Oh i'm positive there's nothing on my computer of interested to the NSA or CIA. If there had been, I wouldn't think twice about vaporizing the hard drive. no amount of music and stuff would be worth that

Well someone has to design this security stuff, even for the goverment. I don't buy in to the whole tom clancy goverment secret agent thing much, but i'll agree that there may be methods we just havn't heard of yet.

As for having a program called evidence eliminator, i can see it raising an eyebrow; but any security expert called in for defense or prosecution will know that it's a file shredder, regardless of it's name. weither it's eraser, window washer or evidence eliminator i think they'll know the function is the same. But i'll keep that in mind.

Ah sometimes thats harder said than done. especially in today's internet.

visit some place like 4chan, find a funny thread, decide to download the entire thread of pictures. What you don't know is someone slipped a surprise in there. You may not know it for days or weeks or even months.

Playing around with TOR, you click on some random link and your whole night is ruined.

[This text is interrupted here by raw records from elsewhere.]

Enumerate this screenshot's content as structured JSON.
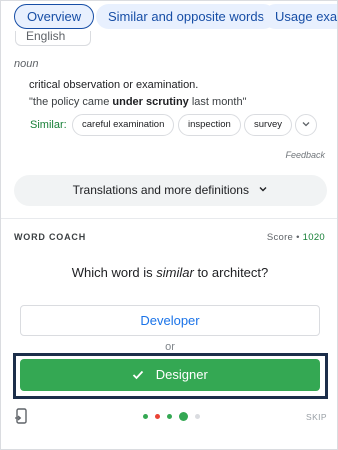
{
  "tabs": [
    {
      "label": "Overview",
      "active": true
    },
    {
      "label": "Similar and opposite words",
      "active": false
    },
    {
      "label": "Usage exam",
      "active": false
    }
  ],
  "lang_chip": "English",
  "entry": {
    "part_of_speech": "noun",
    "definition": "critical observation or examination.",
    "example_before": "\"the policy came ",
    "example_bold": "under scrutiny",
    "example_after": " last month\"",
    "similar_label": "Similar:",
    "similar_words": [
      "careful examination",
      "inspection",
      "survey"
    ],
    "more_icon": "chevron-down-icon"
  },
  "feedback_label": "Feedback",
  "translations_label": "Translations and more definitions",
  "word_coach": {
    "title": "WORD COACH",
    "score_label": "Score • ",
    "score_value": "1020",
    "question_before": "Which word is ",
    "question_italic": "similar",
    "question_after": " to architect?",
    "option_1": "Developer",
    "or_label": "or",
    "option_2": "Designer",
    "selected_icon": "check-icon",
    "skip_label": "SKIP",
    "progress_dots": [
      {
        "color": "#34a853"
      },
      {
        "color": "#ea4335"
      },
      {
        "color": "#34a853"
      },
      {
        "color": "#34a853",
        "current": true
      },
      {
        "color": "#dadce0"
      }
    ]
  },
  "colors": {
    "accent_blue": "#1a73e8",
    "tab_bg": "#e8f0fe",
    "success_green": "#34a853",
    "highlight_border": "#1c2e4a"
  }
}
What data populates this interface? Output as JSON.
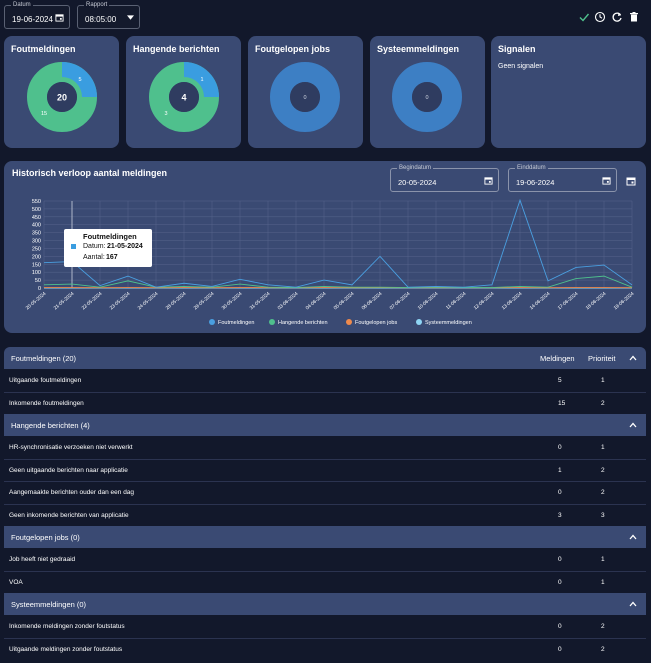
{
  "toolbar": {
    "datum_label": "Datum",
    "datum_value": "19-06-2024",
    "rapport_label": "Rapport",
    "rapport_value": "08:05:00",
    "icons": [
      "check-icon",
      "clock-icon",
      "refresh-icon",
      "trash-icon"
    ]
  },
  "cards": {
    "foutmeldingen": {
      "title": "Foutmeldingen",
      "total": "20",
      "seg_blue": "5",
      "seg_green": "15"
    },
    "hangende": {
      "title": "Hangende berichten",
      "total": "4",
      "seg_blue": "1",
      "seg_green": "3"
    },
    "jobs": {
      "title": "Foutgelopen jobs",
      "total": "0"
    },
    "systeem": {
      "title": "Systeemmeldingen",
      "total": "0"
    },
    "signalen": {
      "title": "Signalen",
      "text": "Geen signalen"
    }
  },
  "history": {
    "title": "Historisch verloop aantal meldingen",
    "begin_label": "Begindatum",
    "begin_value": "20-05-2024",
    "eind_label": "Einddatum",
    "eind_value": "19-06-2024",
    "tooltip": {
      "title": "Foutmeldingen",
      "date_label": "Datum:",
      "date_value": "21-05-2024",
      "count_label": "Aantal:",
      "count_value": "167"
    }
  },
  "chart_data": {
    "type": "line",
    "x": [
      "20-05-2024",
      "21-05-2024",
      "22-05-2024",
      "23-05-2024",
      "24-05-2024",
      "28-05-2024",
      "29-05-2024",
      "30-05-2024",
      "31-05-2024",
      "03-06-2024",
      "04-06-2024",
      "05-06-2024",
      "06-06-2024",
      "07-06-2024",
      "10-06-2024",
      "11-06-2024",
      "12-06-2024",
      "13-06-2024",
      "14-06-2024",
      "17-06-2024",
      "18-06-2024",
      "19-06-2024"
    ],
    "yticks": [
      "550",
      "500",
      "450",
      "400",
      "350",
      "300",
      "250",
      "200",
      "150",
      "100",
      "50",
      "0"
    ],
    "ylim": [
      0,
      550
    ],
    "series": [
      {
        "name": "Foutmeldingen",
        "color": "#4a9fe0",
        "values": [
          160,
          167,
          15,
          75,
          5,
          30,
          10,
          55,
          20,
          5,
          50,
          20,
          200,
          5,
          10,
          5,
          20,
          555,
          45,
          130,
          145,
          20
        ]
      },
      {
        "name": "Hangende berichten",
        "color": "#4fc08d",
        "values": [
          20,
          25,
          5,
          45,
          5,
          10,
          5,
          25,
          5,
          3,
          10,
          5,
          5,
          3,
          5,
          3,
          3,
          10,
          5,
          60,
          75,
          5
        ]
      },
      {
        "name": "Foutgelopen jobs",
        "color": "#ef8a4c",
        "values": [
          3,
          3,
          2,
          3,
          2,
          3,
          2,
          3,
          2,
          2,
          3,
          2,
          3,
          2,
          2,
          2,
          2,
          3,
          2,
          3,
          3,
          2
        ]
      },
      {
        "name": "Systeemmeldingen",
        "color": "#8fd6f5",
        "values": [
          0,
          0,
          0,
          0,
          0,
          0,
          0,
          0,
          0,
          0,
          0,
          0,
          0,
          0,
          0,
          0,
          0,
          0,
          0,
          0,
          0,
          0
        ]
      }
    ]
  },
  "table": {
    "col_meldingen": "Meldingen",
    "col_prioriteit": "Prioriteit",
    "sections": [
      {
        "title": "Foutmeldingen (20)",
        "rows": [
          {
            "name": "Uitgaande foutmeldingen",
            "meldingen": "5",
            "prioriteit": "1"
          },
          {
            "name": "Inkomende foutmeldingen",
            "meldingen": "15",
            "prioriteit": "2"
          }
        ]
      },
      {
        "title": "Hangende berichten (4)",
        "rows": [
          {
            "name": "HR-synchronisatie verzoeken niet verwerkt",
            "meldingen": "0",
            "prioriteit": "1"
          },
          {
            "name": "Geen uitgaande berichten naar applicatie",
            "meldingen": "1",
            "prioriteit": "2"
          },
          {
            "name": "Aangemaakte berichten ouder dan een dag",
            "meldingen": "0",
            "prioriteit": "2"
          },
          {
            "name": "Geen inkomende berichten van applicatie",
            "meldingen": "3",
            "prioriteit": "3"
          }
        ]
      },
      {
        "title": "Foutgelopen jobs (0)",
        "rows": [
          {
            "name": "Job heeft niet gedraaid",
            "meldingen": "0",
            "prioriteit": "1"
          },
          {
            "name": "VOA",
            "meldingen": "0",
            "prioriteit": "1"
          }
        ]
      },
      {
        "title": "Systeemmeldingen (0)",
        "rows": [
          {
            "name": "Inkomende meldingen zonder foutstatus",
            "meldingen": "0",
            "prioriteit": "2"
          },
          {
            "name": "Uitgaande meldingen zonder foutstatus",
            "meldingen": "0",
            "prioriteit": "2"
          }
        ]
      }
    ]
  }
}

Accidents can and do happen, god knows I know that. I just don't want to have to pay for them.

unrelated now

as for the encryption thing, truecrypt offers the triple encryption thing with AES being one of them, would this be safer to use than a single encryption, or does it not matter either way?

I have a friend that did navy intelligence and worked with encryption, i just find it interesting; there's no real use for it for me, in terms of requirement, but it does make one think.

Right, there's nothing on my computer that any intellegence agency would want; but if things are stored as long as people say they are.

I'm sure there are remenents of things that would probably raise a few questions and eyebrows. I don't want that stuff on there! I want it gone, never to be seen again.

Thanks for the info on the passwords, i'll look in to that, I do have a highly randomized password, infact i can't remember it myself, i have it copied down somewhere safe.

Obviously I can make it even safer.

 

"Well someone has to design this security stuff, even for the goverment. I don't buy in to the whole tom clancy goverment secret agent thing much, but i'll agree that there may be methods we just havn't heard of yet. "....Ahh, but the ones who design such methods ARE the government As far as the Tom Clancy-type deal, well, none of us knows what goes on behind the soundproof thick steel doors of the nations intel agencies. Just remember, everything we use today in technology in our homes was once "science fiction" and "did not exist" according to our governments.

The reason I mentioned Evidence Eliminator is because it's one of the more well known of that type of software and police and government are highly aware of it.

Lol, 4chan can be bad news, but, still, if you're truly up to something, worry, if you happen across things and don't go actively looking for trouble, there's no need for worrying. As far as single and triple encryption, I'm afraid I don't know enough about it to give a good answer.

 

True enough.

So i've read in another thread. I suppose robinhood software could of picked a less... provocative name.

Yes 4chan can be, can be a source is hilarity but sometimes it takes just one guy to ruin all the fun.

In any case as long as evidence eliminator will pulverize all that old data to mush, i'm happy.